Jesse Joel is the biggest reminder though, revenge cost her what she loved most in the world, her family.

“It’s okay.” She reassures him as he splays her hand out, his fingers gently examining the bumps where hers used to be. “I’ve made my mistakes, Potato.”

He doesn’t flinch at the nickname, his voice is soft and determined instead. “I can help you with stuff, when your hand hurts. I know how to pick fruits and vegetables, Mama has tomatoes in our backyard.”

She’s warmed by the idea of him coming back to see her, but also knows the likeliness of that happening.

“Your Mama is probably worried sick about you.” Ellie chastises, knowing as she looks at JJ’s guilty face that he also just considered that point. She may be at work, but his friends running back screaming would definitely call attention to his disappearance.

As he nods his head slowly, she stands from the table and moves to him. His plate is empty, the fruit devoured by the hungry boy. “Let’s get you home.”

_________________

The walk back to the gates of Jackson is so much longer than it needs to be, it’s less than a ten minute walk, but walking with Jesse Joel takes an hour.

He’s full of questions, and if this is going to be the last time Ellie is allowed to see him, she wants to answer all of them for the little boy. Her son deserves that.

“How did you meet my Mama? Was it love already?”

She tells him tales of her, Dina and Jesse. An unlikely trio. She talks about their first kiss, and their second kiss (leaving out the part about the weed). She tells him how Dina always saved her ass. She tries not to be embarrassed when she talks about finding out Dina was pregnant, and her horrid reaction.

“Did you want to be a Mommy when I came along?”

Ellie gushes about how nervous she was, how scared she was of having a baby around, but that she took one look at him and loved him with her entire heart. He holds her hand, her permanently injured one, delicately as they walk together side by side.

Jesse Joel talks about his life in Jackson, how he lives with his Mama, Granny and Pop-Pop. He talks about the boys that ran away earlier, and says things about them that make Ellie nearly snort in laughter.

“Why do you not want to be in our family anymore? You never came back. Did we do something bad?”

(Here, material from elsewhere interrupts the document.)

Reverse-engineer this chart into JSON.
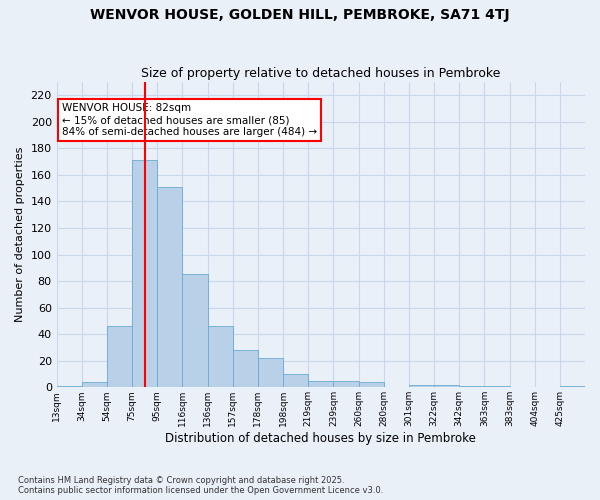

Ellie drops to her knees immediately, they’re right outside of town but she can’t go any further without addressing it. She grabs him by the shoulders and pulls him into her arms and commands him to listen with a scratchy voice and tears threatening to fall.

“You were never bad, you could never be bad.” She shakes his arms just slightly, determined to drive the point home. “You and your Mama are the two best people that could ever exist in this world, do you understand me, it’s me… I’m the bad one, okay?”

JJ touches Ellie’s face gently, running his finger over scars and tear stains, her lips tight. “Couldn’t you try to be good? That way you can come home.”

He has an innocence about him that devastates Ellie. She’s about to open her mouth and promise him that she will do whatever he wants her too, when they hear a scream of JJ’s name and running towards them.

Ellie barely has time to look up before she sees Dina, throwing herself through the gates and sprinting to them. She can see the terror on the woman’s face, and she instinctively but hesitantly lets go of Jesse Joel as his Mother reaches him and pulls him into her arms desperately, clinging to the little boy.

It’s a chaos filled minute; Dina yelling at Jesse Joel about how much trouble he’s in, and how he knows better than to leave the safety of the gates. JJ is desperately defending himself, trying to tell her that the older boys told him that it was okay.

They both stop talking for a moment when Dina fully takes in the sight of Ellie, her face growing stony and her eyes glistening over. “You…” She whispers.

Ellie immediately feels under fire, lifting her hands into the air, eyes pleading with Dina. She had no part of this. “I didn’t hurt him, Dina, I swear to god.” She begs, not knowing if after five and a half years she even has any right to be near either of them.